American actress (1883–1950)

Flora Parker DeHaven (September 1, 1883 - September 9, 1950) was an American actress.

Flora Parker, who was a Paramount-Artcraft co-star with her husband, Carter DeHaven, was born at Perth Amboy, New Jersey. Early in life, she displayed a desire to go on the stage. Her initial stage appearance was made at New Orleans in stock. She became a leading lady for Nat Goodwin before going into vaudeville with her husband.

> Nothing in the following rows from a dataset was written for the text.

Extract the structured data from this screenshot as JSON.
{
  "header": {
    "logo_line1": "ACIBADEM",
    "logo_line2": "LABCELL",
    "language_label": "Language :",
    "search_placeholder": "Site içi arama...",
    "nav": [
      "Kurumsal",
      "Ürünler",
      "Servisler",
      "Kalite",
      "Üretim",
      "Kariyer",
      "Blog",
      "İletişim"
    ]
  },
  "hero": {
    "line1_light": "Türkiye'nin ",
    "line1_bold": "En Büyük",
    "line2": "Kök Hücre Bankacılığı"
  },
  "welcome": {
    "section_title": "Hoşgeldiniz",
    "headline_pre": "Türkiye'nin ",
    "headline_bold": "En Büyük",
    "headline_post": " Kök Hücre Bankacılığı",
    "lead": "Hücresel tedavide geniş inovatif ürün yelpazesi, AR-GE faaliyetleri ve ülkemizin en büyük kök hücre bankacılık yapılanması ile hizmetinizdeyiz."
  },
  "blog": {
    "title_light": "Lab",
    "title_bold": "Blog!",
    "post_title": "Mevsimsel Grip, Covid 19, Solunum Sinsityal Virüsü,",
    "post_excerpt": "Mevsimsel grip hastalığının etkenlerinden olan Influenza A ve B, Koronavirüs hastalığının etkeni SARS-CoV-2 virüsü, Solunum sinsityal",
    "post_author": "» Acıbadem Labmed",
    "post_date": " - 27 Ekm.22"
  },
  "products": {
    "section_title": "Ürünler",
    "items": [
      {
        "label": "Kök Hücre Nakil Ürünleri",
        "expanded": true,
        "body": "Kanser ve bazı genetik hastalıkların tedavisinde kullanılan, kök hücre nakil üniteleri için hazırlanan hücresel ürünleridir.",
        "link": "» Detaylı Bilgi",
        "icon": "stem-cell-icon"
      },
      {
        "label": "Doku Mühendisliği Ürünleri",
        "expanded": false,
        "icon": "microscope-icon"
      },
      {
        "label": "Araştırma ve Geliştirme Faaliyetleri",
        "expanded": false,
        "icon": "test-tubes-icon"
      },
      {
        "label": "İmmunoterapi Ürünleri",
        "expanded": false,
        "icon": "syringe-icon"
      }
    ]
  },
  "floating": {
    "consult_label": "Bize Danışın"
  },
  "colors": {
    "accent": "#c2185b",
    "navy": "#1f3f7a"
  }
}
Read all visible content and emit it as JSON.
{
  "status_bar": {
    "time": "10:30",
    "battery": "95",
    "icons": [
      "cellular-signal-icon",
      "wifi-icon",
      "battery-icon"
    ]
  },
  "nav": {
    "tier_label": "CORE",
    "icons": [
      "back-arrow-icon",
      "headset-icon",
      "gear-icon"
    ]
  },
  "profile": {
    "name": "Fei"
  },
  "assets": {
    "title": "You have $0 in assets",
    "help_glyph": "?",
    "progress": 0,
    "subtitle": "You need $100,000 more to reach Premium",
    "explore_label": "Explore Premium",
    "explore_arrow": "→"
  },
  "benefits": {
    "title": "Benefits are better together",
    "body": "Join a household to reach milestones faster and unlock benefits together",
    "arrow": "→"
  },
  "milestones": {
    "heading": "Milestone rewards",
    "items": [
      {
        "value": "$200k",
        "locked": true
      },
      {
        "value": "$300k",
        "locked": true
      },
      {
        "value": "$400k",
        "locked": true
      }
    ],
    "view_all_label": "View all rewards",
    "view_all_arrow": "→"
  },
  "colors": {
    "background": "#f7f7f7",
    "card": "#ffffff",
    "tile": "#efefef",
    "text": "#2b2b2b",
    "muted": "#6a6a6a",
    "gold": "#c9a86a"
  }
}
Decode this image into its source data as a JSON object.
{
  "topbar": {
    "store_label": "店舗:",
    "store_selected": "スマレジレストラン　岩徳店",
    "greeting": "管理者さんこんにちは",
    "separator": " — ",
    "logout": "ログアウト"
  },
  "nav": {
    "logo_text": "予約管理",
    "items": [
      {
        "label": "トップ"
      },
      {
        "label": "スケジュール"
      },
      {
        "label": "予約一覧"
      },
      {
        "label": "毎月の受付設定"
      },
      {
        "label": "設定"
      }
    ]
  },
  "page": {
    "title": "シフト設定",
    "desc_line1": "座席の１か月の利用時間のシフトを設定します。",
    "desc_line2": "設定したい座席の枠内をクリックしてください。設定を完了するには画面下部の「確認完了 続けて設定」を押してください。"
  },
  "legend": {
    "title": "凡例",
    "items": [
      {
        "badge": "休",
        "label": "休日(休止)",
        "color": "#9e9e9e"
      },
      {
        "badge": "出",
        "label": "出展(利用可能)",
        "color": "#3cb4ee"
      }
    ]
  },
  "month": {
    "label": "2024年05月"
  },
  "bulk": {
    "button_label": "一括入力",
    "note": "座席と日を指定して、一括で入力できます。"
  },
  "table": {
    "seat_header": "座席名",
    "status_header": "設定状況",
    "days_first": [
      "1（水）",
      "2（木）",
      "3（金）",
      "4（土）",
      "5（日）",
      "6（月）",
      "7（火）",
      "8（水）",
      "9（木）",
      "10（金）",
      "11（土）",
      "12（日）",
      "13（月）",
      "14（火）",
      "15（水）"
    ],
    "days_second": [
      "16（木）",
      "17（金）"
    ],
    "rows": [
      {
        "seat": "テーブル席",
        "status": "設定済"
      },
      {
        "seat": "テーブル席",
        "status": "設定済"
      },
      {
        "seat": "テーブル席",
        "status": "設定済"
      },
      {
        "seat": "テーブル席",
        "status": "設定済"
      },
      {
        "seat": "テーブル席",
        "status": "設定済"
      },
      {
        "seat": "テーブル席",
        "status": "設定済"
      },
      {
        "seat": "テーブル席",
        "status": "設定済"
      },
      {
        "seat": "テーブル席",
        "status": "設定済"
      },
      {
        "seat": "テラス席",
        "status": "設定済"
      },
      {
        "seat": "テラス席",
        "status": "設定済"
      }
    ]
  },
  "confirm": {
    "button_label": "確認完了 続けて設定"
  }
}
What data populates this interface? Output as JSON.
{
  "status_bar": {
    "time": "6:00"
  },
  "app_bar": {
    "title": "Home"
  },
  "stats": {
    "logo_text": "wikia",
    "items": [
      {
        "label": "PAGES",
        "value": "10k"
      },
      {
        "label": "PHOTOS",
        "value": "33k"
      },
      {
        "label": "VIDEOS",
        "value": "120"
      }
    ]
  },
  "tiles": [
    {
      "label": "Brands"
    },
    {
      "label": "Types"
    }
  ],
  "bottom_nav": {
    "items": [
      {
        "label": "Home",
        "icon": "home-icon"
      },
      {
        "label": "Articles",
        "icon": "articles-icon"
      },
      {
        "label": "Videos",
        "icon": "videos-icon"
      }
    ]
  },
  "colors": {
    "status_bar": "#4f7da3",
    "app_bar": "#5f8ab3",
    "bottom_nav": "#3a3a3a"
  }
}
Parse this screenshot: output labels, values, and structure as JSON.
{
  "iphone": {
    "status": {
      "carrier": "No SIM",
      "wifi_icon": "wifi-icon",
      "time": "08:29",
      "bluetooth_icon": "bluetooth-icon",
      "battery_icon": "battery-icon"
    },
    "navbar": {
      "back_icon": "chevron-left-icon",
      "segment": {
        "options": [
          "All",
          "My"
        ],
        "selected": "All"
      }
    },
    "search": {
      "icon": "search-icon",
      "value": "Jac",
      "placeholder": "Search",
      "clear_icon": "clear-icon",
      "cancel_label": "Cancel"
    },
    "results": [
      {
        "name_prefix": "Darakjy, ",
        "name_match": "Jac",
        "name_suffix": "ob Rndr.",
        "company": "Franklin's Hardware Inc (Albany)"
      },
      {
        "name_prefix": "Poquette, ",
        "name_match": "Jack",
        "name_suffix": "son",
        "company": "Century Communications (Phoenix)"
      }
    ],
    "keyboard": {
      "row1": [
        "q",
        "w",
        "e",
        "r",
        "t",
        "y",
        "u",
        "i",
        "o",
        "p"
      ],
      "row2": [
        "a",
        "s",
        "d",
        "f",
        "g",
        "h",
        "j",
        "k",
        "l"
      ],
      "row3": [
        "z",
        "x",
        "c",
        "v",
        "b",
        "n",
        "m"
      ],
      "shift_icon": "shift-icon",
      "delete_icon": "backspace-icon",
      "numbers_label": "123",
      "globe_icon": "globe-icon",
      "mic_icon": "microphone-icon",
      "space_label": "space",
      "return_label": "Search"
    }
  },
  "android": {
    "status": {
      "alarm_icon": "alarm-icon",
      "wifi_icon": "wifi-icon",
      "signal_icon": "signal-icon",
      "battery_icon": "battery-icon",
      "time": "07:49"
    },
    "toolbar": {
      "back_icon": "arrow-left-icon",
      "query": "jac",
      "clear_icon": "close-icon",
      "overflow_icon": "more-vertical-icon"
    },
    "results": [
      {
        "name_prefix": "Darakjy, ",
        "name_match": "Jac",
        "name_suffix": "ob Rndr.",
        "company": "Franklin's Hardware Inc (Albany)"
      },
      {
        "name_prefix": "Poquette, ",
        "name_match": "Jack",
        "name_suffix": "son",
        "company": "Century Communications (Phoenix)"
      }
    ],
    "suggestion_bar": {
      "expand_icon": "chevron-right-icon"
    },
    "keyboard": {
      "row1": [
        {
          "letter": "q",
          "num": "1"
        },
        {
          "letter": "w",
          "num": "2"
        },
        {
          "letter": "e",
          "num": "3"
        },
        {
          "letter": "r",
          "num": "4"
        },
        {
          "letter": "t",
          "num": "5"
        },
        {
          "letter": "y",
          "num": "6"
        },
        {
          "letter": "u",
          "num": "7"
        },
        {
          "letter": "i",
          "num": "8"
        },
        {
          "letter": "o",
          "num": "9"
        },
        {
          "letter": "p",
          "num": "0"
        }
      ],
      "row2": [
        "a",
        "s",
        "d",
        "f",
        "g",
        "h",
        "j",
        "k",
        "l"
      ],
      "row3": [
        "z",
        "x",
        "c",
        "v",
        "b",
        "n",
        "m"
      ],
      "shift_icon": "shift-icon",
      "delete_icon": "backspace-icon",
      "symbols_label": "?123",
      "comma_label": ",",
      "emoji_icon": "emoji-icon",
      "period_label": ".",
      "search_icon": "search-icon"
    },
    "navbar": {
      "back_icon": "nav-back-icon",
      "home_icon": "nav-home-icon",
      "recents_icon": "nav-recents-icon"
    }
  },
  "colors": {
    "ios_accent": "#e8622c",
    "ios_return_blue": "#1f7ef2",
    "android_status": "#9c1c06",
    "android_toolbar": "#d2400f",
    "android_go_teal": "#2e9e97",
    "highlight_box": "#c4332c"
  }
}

She played the Queen in Queen of the Moulin Rouge. Mrs. DeHaven was an exceptionally fine dancer. Her screen debut was made under the Universal banner, from which company she went to Goldwyn as co-star with her husband in a series of two-reel comedies and then to Paramount-Artcraft, also as co-star. She was often billed as "Mrs. Carter DeHaven". She was of medium height and had a dark complexion and dark eyes. She was the mother of actress Gloria DeHaven.

DeHaven's Broadway credits include His Little Widows (1917), All Aboard (1913), The Girl and the Wizard (1909), The Queen of the Moulin Rouge (1908), and Mr. Bluebeard (1903).

On September 9, 1950, DeHaven died of a heart attack in Hollywood, California, at age 67.